The Penryn family is an enhanced derivative of the incredibly successful Core microarchitecture, with most of the same design principles used and some tweaks made. Wolfdale, the desktop version of the Penryn family of CPUs, is a die shrink of Conroe and like the chip it’ll be replacing, Wolfdale is still a native dual-core processor.
Because of this fact, the quad-core derivative of Wolfdale, Yorkfield – the processor which we’re looking at here today, is exactly the same as what Kentsfield was in relation to Conroe. It is merely a pair of Wolfdales on the same silicon substrate package and thus fits into a single LGA775 socket.
Theoretically, shrinking a 65-nanometre design to 45-nanometres would result in a die that’s less than half the size. For comparative purposes, the Conroe die was a 291-million transistor design with a surface area of 143mm² whereas the Wolfdale die is 410-million transistors on a 107mm² die. If Wolfdale was Conroe on a bitterly cold winter day, its surface area would be somewhere around the 70mm² mark – at least, that would be the theory.
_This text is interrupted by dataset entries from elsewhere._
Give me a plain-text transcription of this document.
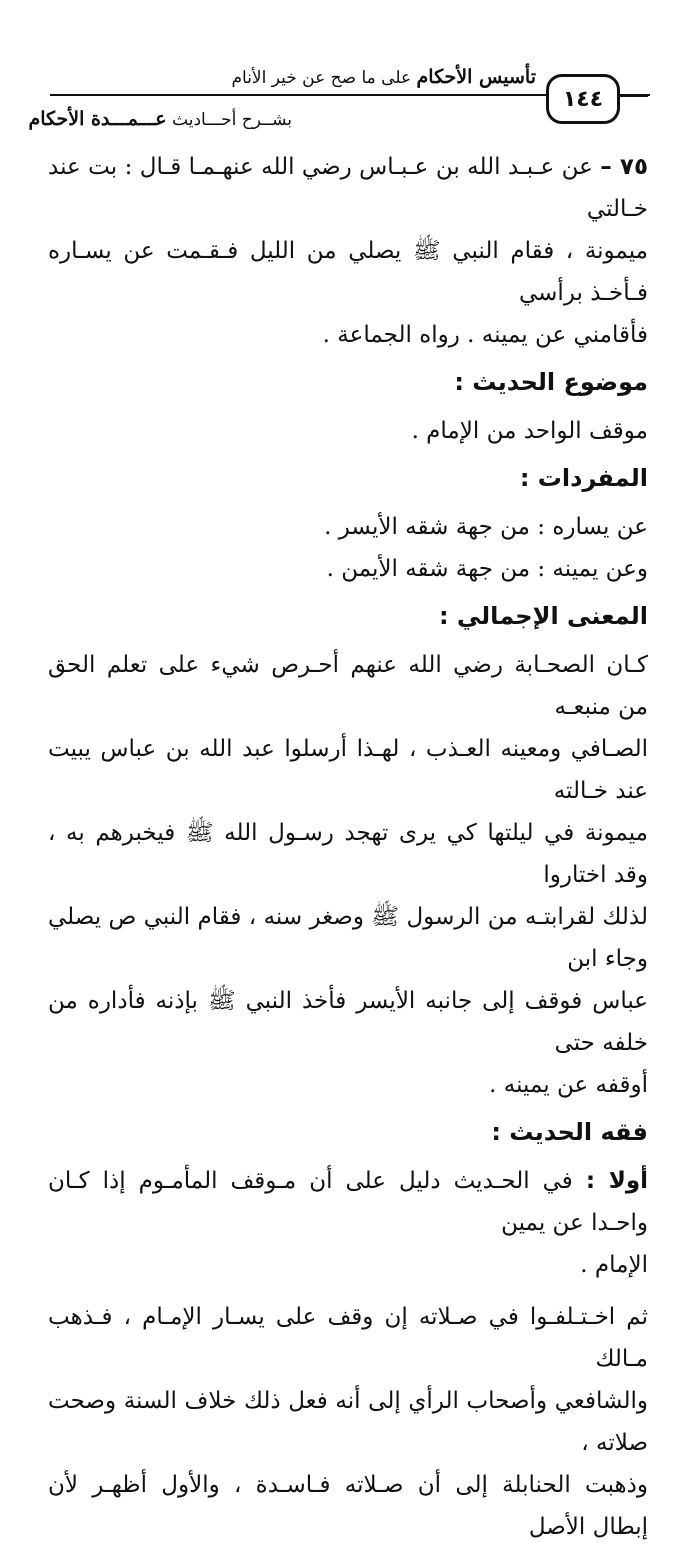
تأسيس الأحكام على ما صح عن خير الأنام
١٤٤
بشــرح أحـــاديث عـــمـــدة الأحكام

٧٥ – عن عـبـد الله بن عـبـاس رضي الله عنهـمـا قـال : بت عند خـالتي

ميمونة ، فقام النبي ﷺ يصلي من الليل فـقـمت عن يسـاره فـأخـذ برأسي

فأقامني عن يمينه . رواه الجماعة .

موضوع الحديث :

موقف الواحد من الإمام .

المفردات :

عن يساره : من جهة شقه الأيسر .

وعن يمينه : من جهة شقه الأيمن .

المعنى الإجمالي :

كـان الصحـابة رضي الله عنهم أحـرص شيء على تعلم الحق من منبعـه

الصـافي ومعينه العـذب ، لهـذا أرسلوا عبد الله بن عباس يبيت عند خـالته

ميمونة في ليلتها كي يرى تهجد رسـول الله ﷺ فيخبرهم به ، وقد اختاروا

لذلك لقرابتـه من الرسول ﷺ وصغر سنه ، فقام النبي ص يصلي وجاء ابن

عباس فوقف إلى جانبه الأيسر فأخذ النبي ﷺ بإذنه فأداره من خلفه حتى

أوقفه عن يمينه .

فقه الحديث :

أولا : في الحـديث دليل على أن مـوقف المأمـوم إذا كـان واحـدا عن يمين

الإمام .

ثم اخـتـلفـوا في صـلاته إن وقف على يسـار الإمـام ، فـذهب مـالك

والشافعي وأصحاب الرأي إلى أنه فعل ذلك خلاف السنة وصحت صلاته ،

وذهبت الحنابلة إلى أن صـلاته فـاسـدة ، والأول أظهـر لأن إبطال الأصل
Clovertown and Harpertown are the server equivalents to Kentsfield and Wolfdale
In reality though, Wolfdale isn’t just Conroe out in the cold; it is a 410-million transistor behemoth, which equates to around a 40 percent increase in transistors over Conroe. This increase is attributed to the increased L2 cache of 4MB to 6MB, as well as some new features that contribute to some of the difference. Despite the increased transistor count, Wolfdale’s die is 33 percent smaller than Conroe’s, which is all thanks to the improved manufacturing process.
New Yorkfield on the left and old Kentsfield on the right
When Intel unleashed the Core microarchitecture, it was clear to point out that there were five key components in the design – Wide Dynamic Execution, Advanced Smart Cache, Smart Memory Access, Advanced Digital Media Boost and Intelligent Power Capability – and they each contributed to the design in several ways. The philosophy was very much focused around performance-per-clock and performance-per-watt unlike the days of Netburst where the focus was just sheer clock speed and throughput – keeping everything as active as possible.
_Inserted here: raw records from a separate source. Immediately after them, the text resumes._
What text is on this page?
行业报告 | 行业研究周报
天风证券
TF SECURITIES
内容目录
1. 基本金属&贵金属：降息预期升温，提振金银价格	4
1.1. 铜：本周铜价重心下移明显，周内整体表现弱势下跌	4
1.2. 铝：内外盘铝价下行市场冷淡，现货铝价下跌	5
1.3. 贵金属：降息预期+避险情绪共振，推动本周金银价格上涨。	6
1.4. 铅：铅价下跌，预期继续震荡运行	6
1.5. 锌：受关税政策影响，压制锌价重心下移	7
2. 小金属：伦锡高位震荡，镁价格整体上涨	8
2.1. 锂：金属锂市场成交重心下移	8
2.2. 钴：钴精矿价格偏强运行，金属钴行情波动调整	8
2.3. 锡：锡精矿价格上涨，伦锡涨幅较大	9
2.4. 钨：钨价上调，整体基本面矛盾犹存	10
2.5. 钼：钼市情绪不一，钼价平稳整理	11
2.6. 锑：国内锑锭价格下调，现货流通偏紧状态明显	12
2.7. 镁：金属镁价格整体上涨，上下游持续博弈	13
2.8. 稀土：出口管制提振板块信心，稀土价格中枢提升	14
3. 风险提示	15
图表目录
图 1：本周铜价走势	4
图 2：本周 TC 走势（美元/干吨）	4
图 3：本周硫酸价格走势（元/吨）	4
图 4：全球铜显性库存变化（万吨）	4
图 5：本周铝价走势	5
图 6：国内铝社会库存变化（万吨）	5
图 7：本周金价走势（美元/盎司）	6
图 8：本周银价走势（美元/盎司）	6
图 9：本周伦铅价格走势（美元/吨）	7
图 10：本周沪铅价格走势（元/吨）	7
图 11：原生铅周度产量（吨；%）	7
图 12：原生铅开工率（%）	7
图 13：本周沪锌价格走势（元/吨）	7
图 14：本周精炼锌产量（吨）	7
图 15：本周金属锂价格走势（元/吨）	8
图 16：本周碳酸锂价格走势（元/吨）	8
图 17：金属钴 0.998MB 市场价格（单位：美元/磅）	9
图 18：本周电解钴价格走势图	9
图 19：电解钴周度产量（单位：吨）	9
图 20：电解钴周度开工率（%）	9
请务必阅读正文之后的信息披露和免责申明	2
Penryn is no exception to the new design philosophy and makes some improvements on the original Core microarchitecture. Probably the easiest way to discuss the changes and enhancements made in the Penryn family is to go back to our initial look at Intel’s Core 2 Duo processors, where we outlined the five key components that make up the Core microarchitecture. Over the page we'll describe the enhancements Intel has made to the architecture.
Before we do that though, it's worth briefly mentioning Intel's other 45nm architecture – Silverthorne. It is the first dedicated mobile processor from Intel that is a fraction of the size of normal CPUs and is specifically tailored for low power devices. When the Tejas and Jayhawk project
was cancelled back in 2005, the architect team was split into two groups: the first was tasked with designing Penryn architecture while the second designed Silverthorne.
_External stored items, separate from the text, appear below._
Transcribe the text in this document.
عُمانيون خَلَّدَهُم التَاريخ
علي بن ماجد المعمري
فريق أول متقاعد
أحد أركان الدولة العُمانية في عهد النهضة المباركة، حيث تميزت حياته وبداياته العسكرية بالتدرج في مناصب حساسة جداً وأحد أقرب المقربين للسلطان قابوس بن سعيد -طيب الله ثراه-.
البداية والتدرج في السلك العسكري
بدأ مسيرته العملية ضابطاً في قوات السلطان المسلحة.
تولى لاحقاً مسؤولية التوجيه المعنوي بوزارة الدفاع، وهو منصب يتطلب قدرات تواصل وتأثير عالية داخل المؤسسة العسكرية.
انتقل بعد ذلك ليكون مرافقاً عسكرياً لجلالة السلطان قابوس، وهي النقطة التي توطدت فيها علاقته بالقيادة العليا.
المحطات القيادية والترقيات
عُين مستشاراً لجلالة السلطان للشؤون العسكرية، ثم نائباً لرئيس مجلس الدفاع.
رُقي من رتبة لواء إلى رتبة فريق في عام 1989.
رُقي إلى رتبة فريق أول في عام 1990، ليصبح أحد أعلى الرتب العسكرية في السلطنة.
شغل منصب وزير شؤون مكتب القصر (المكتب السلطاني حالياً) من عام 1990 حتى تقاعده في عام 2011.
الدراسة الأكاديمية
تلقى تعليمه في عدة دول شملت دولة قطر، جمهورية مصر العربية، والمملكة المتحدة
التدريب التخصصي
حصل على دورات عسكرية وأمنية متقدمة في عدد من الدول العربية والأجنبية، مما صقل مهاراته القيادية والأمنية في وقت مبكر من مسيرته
Despite working on two completely different architectures, both had one common goal: working exclusively towards the anticipated 45nm manufacturing process, though they're using the process differently. As the increase in transistor switching speed and reduced current leakage are non-simultaneous benefits, the mobile parts sacrifice transistor switching speed for power reduction and battery life, whereas the desktop and server parts are more focused on performance as they have a much higher acceptable power envelope.
The difficulty in working with projected guidelines before a process is properly developed is fully evident with Tejas - the 90nm process was not what it was cracked up to be and so the CPUs leaked like a sponge and were said to be 150W at just 2.8GHz. In complete contrast, the 45nm process seems to have worked as anticipated or better than expected, as the launch has been brought forward slightly from initial projections.